Either true and original or integrated data are needed.
(3) In data acquisition, detailed acquisition and analysis of auditees’ data cannot be done instantly due to
limited time. Therefore, it is uncertain which data important, and which unimportant. The general measure
adopted is to acquire all the data needed after a certain range is determined before further processing and
coordinating.
(4) Considering the abundance of data and the risks in data acquisition, it is a general practice to acquire
more data than enough, which usually leads to data repetition and immensity.

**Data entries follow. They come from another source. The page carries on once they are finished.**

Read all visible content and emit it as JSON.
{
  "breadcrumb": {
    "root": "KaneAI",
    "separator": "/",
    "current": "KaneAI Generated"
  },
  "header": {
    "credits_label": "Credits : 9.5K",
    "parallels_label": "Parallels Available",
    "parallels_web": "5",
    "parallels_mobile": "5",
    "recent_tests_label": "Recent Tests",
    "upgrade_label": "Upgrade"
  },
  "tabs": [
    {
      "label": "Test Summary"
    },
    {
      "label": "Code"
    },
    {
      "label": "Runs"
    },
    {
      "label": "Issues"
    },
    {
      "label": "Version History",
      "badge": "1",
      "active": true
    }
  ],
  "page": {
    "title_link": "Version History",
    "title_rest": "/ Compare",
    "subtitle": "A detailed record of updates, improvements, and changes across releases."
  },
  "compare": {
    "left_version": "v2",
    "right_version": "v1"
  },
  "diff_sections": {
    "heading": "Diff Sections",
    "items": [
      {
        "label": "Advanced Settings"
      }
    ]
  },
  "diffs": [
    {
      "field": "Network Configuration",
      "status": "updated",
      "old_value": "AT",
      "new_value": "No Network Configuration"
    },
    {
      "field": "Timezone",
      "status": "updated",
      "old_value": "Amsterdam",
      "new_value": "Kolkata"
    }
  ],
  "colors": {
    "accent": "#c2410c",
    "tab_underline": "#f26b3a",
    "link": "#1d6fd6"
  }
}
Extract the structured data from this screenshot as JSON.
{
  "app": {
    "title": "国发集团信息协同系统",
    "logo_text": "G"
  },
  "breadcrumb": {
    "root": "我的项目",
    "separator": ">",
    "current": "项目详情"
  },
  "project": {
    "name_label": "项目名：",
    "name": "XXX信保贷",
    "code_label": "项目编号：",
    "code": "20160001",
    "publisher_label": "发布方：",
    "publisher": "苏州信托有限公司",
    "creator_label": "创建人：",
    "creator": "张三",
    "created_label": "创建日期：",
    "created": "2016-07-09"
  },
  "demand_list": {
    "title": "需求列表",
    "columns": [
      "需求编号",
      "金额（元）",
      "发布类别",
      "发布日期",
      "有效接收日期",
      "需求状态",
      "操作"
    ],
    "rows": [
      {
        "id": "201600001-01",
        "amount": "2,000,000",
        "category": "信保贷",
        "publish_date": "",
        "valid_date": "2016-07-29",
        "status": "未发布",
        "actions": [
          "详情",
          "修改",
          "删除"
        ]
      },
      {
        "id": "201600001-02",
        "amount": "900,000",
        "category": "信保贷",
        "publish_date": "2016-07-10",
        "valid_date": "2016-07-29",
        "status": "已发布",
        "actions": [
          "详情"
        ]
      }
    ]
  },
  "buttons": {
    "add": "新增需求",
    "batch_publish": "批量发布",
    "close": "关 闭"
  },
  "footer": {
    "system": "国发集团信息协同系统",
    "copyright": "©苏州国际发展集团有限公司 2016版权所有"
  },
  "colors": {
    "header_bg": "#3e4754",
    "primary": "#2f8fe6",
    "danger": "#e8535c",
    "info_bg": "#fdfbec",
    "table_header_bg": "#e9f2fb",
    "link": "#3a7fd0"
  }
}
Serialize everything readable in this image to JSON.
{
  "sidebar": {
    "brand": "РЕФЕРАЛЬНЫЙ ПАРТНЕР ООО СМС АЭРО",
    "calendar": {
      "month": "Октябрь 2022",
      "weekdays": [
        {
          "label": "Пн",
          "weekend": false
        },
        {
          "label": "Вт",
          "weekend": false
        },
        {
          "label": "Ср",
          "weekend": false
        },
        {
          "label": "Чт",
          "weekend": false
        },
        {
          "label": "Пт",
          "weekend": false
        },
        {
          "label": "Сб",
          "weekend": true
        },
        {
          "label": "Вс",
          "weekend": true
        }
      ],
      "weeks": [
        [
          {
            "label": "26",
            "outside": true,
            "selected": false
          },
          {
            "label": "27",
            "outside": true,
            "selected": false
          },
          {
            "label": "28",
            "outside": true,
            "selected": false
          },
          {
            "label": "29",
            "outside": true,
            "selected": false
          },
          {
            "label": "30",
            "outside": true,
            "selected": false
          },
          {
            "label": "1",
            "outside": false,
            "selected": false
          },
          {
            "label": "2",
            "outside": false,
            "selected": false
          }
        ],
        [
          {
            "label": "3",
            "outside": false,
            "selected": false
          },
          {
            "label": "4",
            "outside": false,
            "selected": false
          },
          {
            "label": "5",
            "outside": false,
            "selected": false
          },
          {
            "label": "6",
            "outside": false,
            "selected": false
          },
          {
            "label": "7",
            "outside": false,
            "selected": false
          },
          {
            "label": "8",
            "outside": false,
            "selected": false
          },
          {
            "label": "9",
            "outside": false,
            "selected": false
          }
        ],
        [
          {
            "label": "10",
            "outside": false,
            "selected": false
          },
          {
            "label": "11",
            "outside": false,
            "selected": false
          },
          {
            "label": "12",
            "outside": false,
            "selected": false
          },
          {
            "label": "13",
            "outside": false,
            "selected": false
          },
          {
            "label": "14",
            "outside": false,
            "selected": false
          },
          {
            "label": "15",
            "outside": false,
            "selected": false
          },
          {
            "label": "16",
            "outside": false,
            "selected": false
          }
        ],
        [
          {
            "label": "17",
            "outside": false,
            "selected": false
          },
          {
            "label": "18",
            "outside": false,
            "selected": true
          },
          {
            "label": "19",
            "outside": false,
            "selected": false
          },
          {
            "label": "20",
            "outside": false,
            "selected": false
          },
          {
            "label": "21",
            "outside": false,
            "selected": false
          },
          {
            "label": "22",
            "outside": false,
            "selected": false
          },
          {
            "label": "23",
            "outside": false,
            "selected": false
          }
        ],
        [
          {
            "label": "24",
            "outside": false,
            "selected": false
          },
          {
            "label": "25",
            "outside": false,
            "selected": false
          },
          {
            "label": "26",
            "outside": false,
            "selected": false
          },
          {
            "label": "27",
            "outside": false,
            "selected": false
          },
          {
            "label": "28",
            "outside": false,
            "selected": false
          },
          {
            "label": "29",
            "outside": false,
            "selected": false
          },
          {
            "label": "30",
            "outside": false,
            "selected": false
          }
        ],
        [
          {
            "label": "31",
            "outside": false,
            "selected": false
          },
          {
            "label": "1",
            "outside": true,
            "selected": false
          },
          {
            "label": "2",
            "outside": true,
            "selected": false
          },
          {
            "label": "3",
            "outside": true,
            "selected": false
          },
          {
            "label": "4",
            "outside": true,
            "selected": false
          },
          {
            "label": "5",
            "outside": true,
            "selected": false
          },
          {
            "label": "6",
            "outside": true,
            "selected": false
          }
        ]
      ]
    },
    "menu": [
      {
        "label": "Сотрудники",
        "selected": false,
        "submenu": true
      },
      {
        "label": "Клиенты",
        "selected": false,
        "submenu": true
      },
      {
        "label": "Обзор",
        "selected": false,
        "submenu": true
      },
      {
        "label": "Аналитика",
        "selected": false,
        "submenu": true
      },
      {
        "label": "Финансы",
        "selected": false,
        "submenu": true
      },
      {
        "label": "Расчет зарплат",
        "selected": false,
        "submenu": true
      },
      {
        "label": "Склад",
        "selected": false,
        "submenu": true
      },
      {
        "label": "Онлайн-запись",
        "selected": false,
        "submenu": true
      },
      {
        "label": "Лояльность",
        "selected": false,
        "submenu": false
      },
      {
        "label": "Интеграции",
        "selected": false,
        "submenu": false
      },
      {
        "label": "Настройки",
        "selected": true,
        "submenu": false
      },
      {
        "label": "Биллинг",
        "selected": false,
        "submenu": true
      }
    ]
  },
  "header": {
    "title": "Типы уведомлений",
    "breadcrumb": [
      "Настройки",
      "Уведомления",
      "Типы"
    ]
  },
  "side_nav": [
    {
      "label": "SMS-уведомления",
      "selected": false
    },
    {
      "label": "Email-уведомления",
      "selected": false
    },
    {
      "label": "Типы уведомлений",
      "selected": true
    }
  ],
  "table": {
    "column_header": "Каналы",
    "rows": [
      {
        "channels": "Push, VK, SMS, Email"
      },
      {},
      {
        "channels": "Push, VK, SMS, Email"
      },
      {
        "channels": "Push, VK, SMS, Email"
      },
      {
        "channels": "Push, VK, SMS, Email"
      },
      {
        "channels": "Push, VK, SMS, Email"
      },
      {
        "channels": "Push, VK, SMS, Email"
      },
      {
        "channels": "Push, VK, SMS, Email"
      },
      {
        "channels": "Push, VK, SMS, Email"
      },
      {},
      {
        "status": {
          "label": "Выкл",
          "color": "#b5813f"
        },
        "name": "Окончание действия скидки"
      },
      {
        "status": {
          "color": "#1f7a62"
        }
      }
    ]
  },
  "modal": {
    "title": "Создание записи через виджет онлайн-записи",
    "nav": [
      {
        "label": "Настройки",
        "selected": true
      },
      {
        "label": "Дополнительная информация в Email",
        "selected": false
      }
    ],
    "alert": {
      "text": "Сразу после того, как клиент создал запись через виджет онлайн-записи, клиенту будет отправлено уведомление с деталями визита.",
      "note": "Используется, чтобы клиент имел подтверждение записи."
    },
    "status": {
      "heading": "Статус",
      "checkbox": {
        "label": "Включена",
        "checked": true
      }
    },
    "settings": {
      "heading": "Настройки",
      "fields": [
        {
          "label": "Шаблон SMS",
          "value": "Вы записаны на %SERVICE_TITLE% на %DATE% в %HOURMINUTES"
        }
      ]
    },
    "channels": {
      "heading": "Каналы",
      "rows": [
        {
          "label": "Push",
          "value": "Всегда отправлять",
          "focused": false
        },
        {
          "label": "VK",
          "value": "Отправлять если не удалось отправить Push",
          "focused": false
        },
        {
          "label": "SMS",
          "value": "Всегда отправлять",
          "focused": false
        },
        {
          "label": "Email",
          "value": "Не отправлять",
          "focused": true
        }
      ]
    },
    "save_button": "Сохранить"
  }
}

(5) Some data attributes value being uncertain, it is not uncommon that the value cannot be obtained,
leading to data incompleteness.
It can be thus concluded that, to meet the demands of audit analysis from the data acquisition, data
cleaning plays an important role in data acquisition. As a result, based on the expatiation on the principle of
data cleaning, the paper investigates the solutions to the common problems in electronic data acquisition.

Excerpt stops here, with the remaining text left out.